In the Chi-squared test dialog box, one or two discrete variables with the classification data must be identified. Classification data may either be numeric or alphanumeric (string) values. If required, you can convert a continuous variable into a discrete variable using the IF function (see elsewhere).
After you have completed the dialog box, click OK to obtain the frequency table with the relevant statistics.
When you select the option Show all percentages in the results window, all percentages are shown in the table as follows:
In this example the number 42 in the upper left cell (for both Codes X and Coded Y equal to 0) is 67.7% of the row total of 62 cases; 75% of the column total of 56 cases and 42% of the grand total of 100 cases.

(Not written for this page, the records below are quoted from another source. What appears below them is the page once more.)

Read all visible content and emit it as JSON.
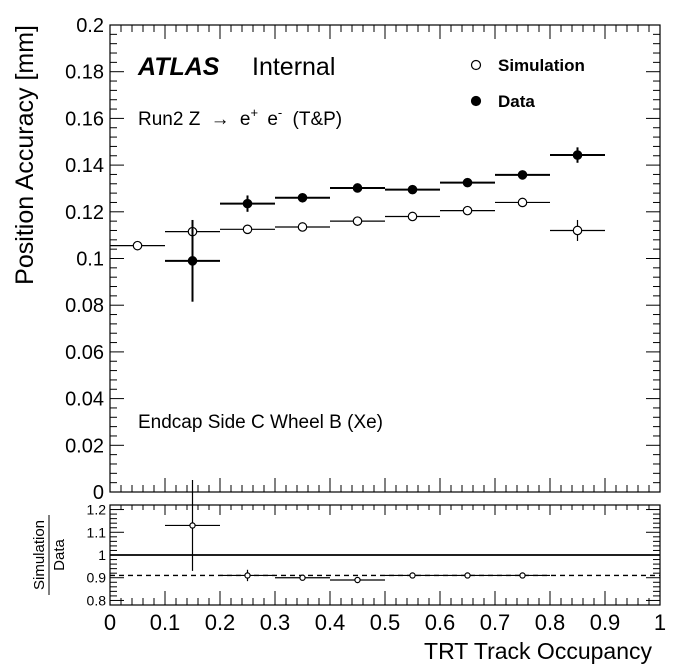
{
  "chart_data": [
    {
      "type": "scatter",
      "panel": "main",
      "ylabel": "Position Accuracy [mm]",
      "ylim": [
        0,
        0.2
      ],
      "xlim": [
        0,
        1
      ],
      "ytick_labels": [
        "0",
        "0.02",
        "0.04",
        "0.06",
        "0.08",
        "0.1",
        "0.12",
        "0.14",
        "0.16",
        "0.18",
        "0.2"
      ],
      "ytick_values": [
        0,
        0.02,
        0.04,
        0.06,
        0.08,
        0.1,
        0.12,
        0.14,
        0.16,
        0.18,
        0.2
      ],
      "annotations": {
        "atlas": "ATLAS",
        "internal": "Internal",
        "process_prefix": "Run2 Z",
        "process_arrow": "→",
        "process_e1": "e",
        "process_e1_sup": "+",
        "process_e2": "e",
        "process_e2_sup": "-",
        "process_suffix": "(T&P)",
        "region": "Endcap Side C Wheel B (Xe)"
      },
      "legend": {
        "placement": "top-right",
        "entries": [
          "Simulation",
          "Data"
        ]
      },
      "series": [
        {
          "name": "Simulation",
          "marker": "open-circle",
          "x": [
            0.05,
            0.15,
            0.25,
            0.35,
            0.45,
            0.55,
            0.65,
            0.75,
            0.85
          ],
          "xerr": [
            0.05,
            0.05,
            0.05,
            0.05,
            0.05,
            0.05,
            0.05,
            0.05,
            0.05
          ],
          "y": [
            0.1055,
            0.1115,
            0.1125,
            0.1135,
            0.116,
            0.118,
            0.1205,
            0.124,
            0.112
          ],
          "yerr": [
            0,
            0.002,
            0,
            0,
            0,
            0,
            0,
            0,
            0.0045
          ]
        },
        {
          "name": "Data",
          "marker": "filled-circle",
          "x": [
            0.15,
            0.25,
            0.35,
            0.45,
            0.55,
            0.65,
            0.75,
            0.85
          ],
          "xerr": [
            0.05,
            0.05,
            0.05,
            0.05,
            0.05,
            0.05,
            0.05,
            0.05
          ],
          "y": [
            0.099,
            0.1235,
            0.126,
            0.1302,
            0.1295,
            0.1325,
            0.1358,
            0.1443
          ],
          "yerr": [
            0.0175,
            0.0035,
            0.0015,
            0.001,
            0.001,
            0.001,
            0.0013,
            0.0033
          ]
        }
      ]
    },
    {
      "type": "scatter",
      "panel": "ratio",
      "ylabel_num": "Simulation",
      "ylabel_den": "Data",
      "xlabel": "TRT Track Occupancy",
      "ylim": [
        0.78,
        1.22
      ],
      "xlim": [
        0,
        1
      ],
      "ytick_labels": [
        "0.8",
        "0.9",
        "1",
        "1.1",
        "1.2"
      ],
      "ytick_values": [
        0.8,
        0.9,
        1.0,
        1.1,
        1.2
      ],
      "xtick_labels": [
        "0",
        "0.1",
        "0.2",
        "0.3",
        "0.4",
        "0.5",
        "0.6",
        "0.7",
        "0.8",
        "0.9",
        "1"
      ],
      "xtick_values": [
        0,
        0.1,
        0.2,
        0.3,
        0.4,
        0.5,
        0.6,
        0.7,
        0.8,
        0.9,
        1.0
      ],
      "reference_lines": [
        {
          "y": 1.0,
          "style": "solid"
        },
        {
          "y": 0.91,
          "style": "dashed"
        }
      ],
      "series": [
        {
          "name": "Simulation/Data",
          "marker": "open-circle",
          "x": [
            0.15,
            0.25,
            0.35,
            0.45,
            0.55,
            0.65,
            0.75
          ],
          "xerr": [
            0.05,
            0.05,
            0.05,
            0.05,
            0.05,
            0.05,
            0.05
          ],
          "y": [
            1.13,
            0.91,
            0.9,
            0.89,
            0.91,
            0.91,
            0.91
          ],
          "yerr": [
            0.2,
            0.025,
            0.01,
            0,
            0,
            0,
            0
          ]
        }
      ]
    }
  ]
}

Single classification factor
When you want to test the hypothesis that for one single classification table (e.g. gender), all classification levels have the same frequency, then identify only one discrete variable in the dialog form. In this case the null hypothesis is that all classification levels have the same frequency. If the calculated P-value is low (P<0.05), then you reject the null hypothesis and the alternative hypothesis that there is a significant difference between the frequencies of the different classification levels must be accepted.
In a single classification table the mode of the observations is the most common observation or category (the observation with the highest frequency). A unimodal distribution has one mode; a bimodal distribution, two modes.
Two classification factors
When you want to study the relationship between two classification factors (e.g. gender and profession), then identify the two discrete variables in the dialog form. In this case the null hypothesis is that the two factors are independent. If the calculated P-value is low (P<0.05), then the null hypothesis is rejected and you accept the alternative hypothesis that there is a relation between the two factors.
Note that when the degrees of freedom is equal to 1, e.g. in case of a 2x2 table, MedCalc uses Yates' correction for continuity.
Chi-squared test for trend
If the table has two columns and three or more rows (or two rows and three or more columns), and the categories can be quantified, MedCalc will also perform the Chi-squared test for trend. The Cochran-Armitage test for trend (Armitage, 1955) tests whether there is a linear trend between row (or column) number and the fraction of subjects in the left column (or top row). The Cochran-Armitage test for trend provides a more powerful test than the unordered independence test above.
If there is no meaningful order in the row (or column) categories, then you should ignore this calculation.
Analysis of 2x2 table
- When the number of expected frequencies in the 2x2 table is low (in case the total number of observations is less than 20), the table should be tested using Fisher's exact test;
- When the two classification factors are not independent, or when you want to test the difference between proportions in related or paired observations (e.g. in studies in which patients serve as their own control), you must use the McNemar test.
- Altman DG (1991) Practical statistics for medical research. London: Chapman and Hall.
- Armitage P (1955) Tests for linear trends in proportions and frequencies. Biometrics 11:375-386.